Cantando de braços dados uma marchinha de carnaval, hoje, percebo como é difícil mudar essa impressão. É que a sua presença não é dessas discretas, camufladas, num canto de sala. Ismar que diz: atente para isso ! e me mostra músicas cheias de violinos e outros instrumentos que só ele é capaz de inventar, num movimento de mãos, olhos e dentes.
A sua arquitetura é para ser estudada. De camisa listrada - ele cabe no seu corpo ? Sentado na cama, à meia-luz do abajur, as paredes com fotografias de filmes em preto e branco e citações de Bandeira a Sartre, Ismar às vezes é só fumaça de cigarro, pairando pelo quarto. Nos tênis, ele escreveu com caligrafia antiga: "um gênio", no esquerdo, "ou uma besta ?", no direito.

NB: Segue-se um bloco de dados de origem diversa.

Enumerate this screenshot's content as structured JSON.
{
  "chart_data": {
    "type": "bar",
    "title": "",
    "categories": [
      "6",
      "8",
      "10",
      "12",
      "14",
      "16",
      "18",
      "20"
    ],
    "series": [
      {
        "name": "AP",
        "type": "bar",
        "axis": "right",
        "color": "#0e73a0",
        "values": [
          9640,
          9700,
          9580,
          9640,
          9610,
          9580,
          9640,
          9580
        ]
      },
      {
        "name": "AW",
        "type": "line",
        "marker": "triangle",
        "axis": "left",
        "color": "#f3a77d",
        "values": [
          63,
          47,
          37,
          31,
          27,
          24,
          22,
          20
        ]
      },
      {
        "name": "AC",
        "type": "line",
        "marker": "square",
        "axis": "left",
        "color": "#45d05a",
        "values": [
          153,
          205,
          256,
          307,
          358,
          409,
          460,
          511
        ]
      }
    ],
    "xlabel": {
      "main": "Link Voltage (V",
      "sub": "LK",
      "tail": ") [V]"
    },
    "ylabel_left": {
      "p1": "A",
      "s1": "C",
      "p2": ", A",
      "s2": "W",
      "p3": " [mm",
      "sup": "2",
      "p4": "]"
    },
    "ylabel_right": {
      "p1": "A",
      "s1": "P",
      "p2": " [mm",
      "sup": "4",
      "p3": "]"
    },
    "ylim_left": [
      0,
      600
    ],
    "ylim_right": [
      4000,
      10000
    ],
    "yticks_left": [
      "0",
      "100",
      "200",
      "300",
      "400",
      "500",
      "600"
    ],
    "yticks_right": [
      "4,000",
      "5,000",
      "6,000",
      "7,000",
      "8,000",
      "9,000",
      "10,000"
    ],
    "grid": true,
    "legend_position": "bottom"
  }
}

Os anjos tortos são sempre mais espertos, e preferem o gauche. Ismar que descarta uma cidade inteira com um levantar de sobrancelhas -- porque o que é feio e de mau gosto, ah que ele comenta ! Mas também, e principalmente, aquele que vibra, que não se contém num solo de trompete ou numa palavra bonita. Num observar de detalhes que parece que engole a gente, porque o menino é, acima de tudo, poeta.
A verdade é que Ismar não existe. É verbo na primeira conjugação, é criação da própria criatura, é personagem tão rico que expande os limites e dá inveja para os outros contadores de história."